Re: Specific query performance problem help requested - postgresql 7.4 - Mailing list pgsql-performance

From Brad Might
Subject Re: Specific query performance problem help requested - postgresql 7.4
Date
Msg-id E387E2E9622FDD408359F98BF183879E08DC02@dc1.storediq.com
Whole thread Raw
In response to Specific query performance problem help requested - postgresql 7.4  ("Brad Might" <bmight@storediq.com>)
List pgsql-performance
How is it that the index scan has such poor performance?

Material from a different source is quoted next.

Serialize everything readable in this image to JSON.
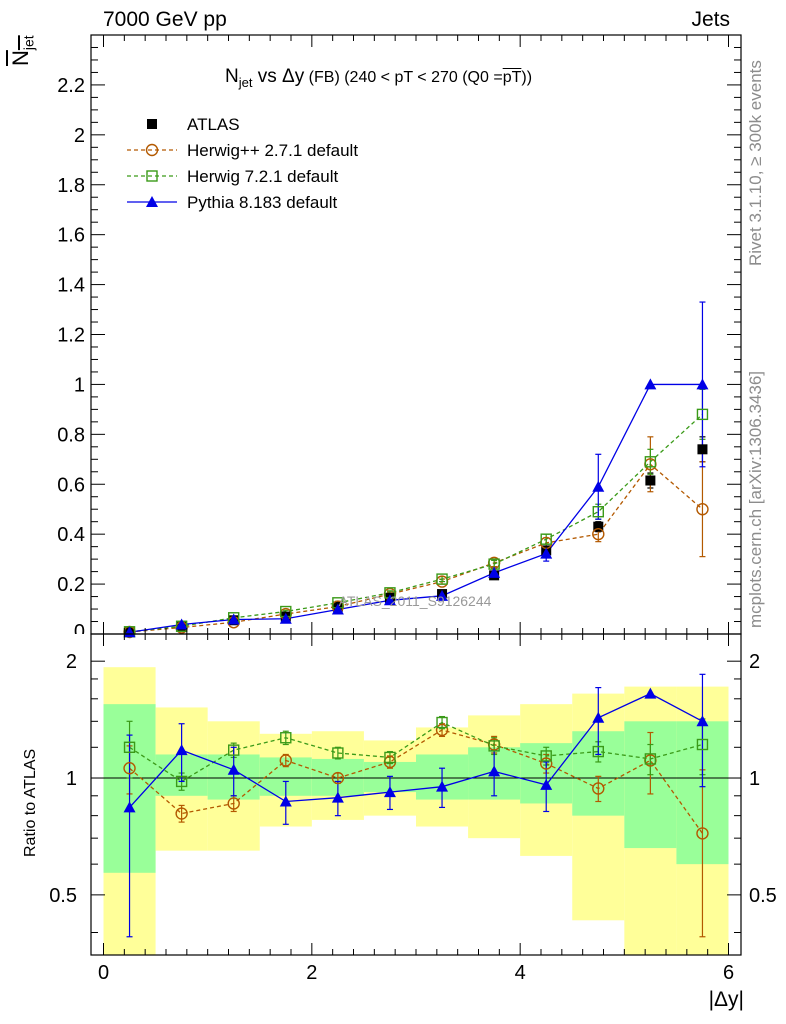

Shouldn't index
lookups be quicker?
-----Original Message-----
From: Tom Lane [mailto:tgl@sss.pgh.pa.us]
Sent: Thursday, May 26, 2005 1:32 PM
To: Brad Might
Cc: pgsql-performance@postgresql.org
Subject: Re: [PERFORM] Specific query performance problem help requested
- postgresql 7.4

"Brad Might" <bmight@storediq.com> writes:
> Can someone help me break this down and figure out why the one query
> takes so much longer than the other?

It looks to me like there's a correlation between filename and bucket,
such that the indexscan in filename order takes much longer to run
across the first 25 rows with bucket = 3 than it does to run across the
first 25 with bucket = 7 or bucket = 8.  It's not just a matter of there
being fewer rows with bucket = 3 ... the cost differential is much
larger than is explained by the count ratios.  The bucket = 3 rows have
to be lurking further to the back of the filename order than the others.

> Here's the bucket distribution..i have clustered the index on the
> bucket value.

If you have an index on bucket, it's not doing you any good here anyway,
since you wrote the constraint as a crosstype operator ("3" is int4 not
int8).  It might help to explicitly cast the constant to int8.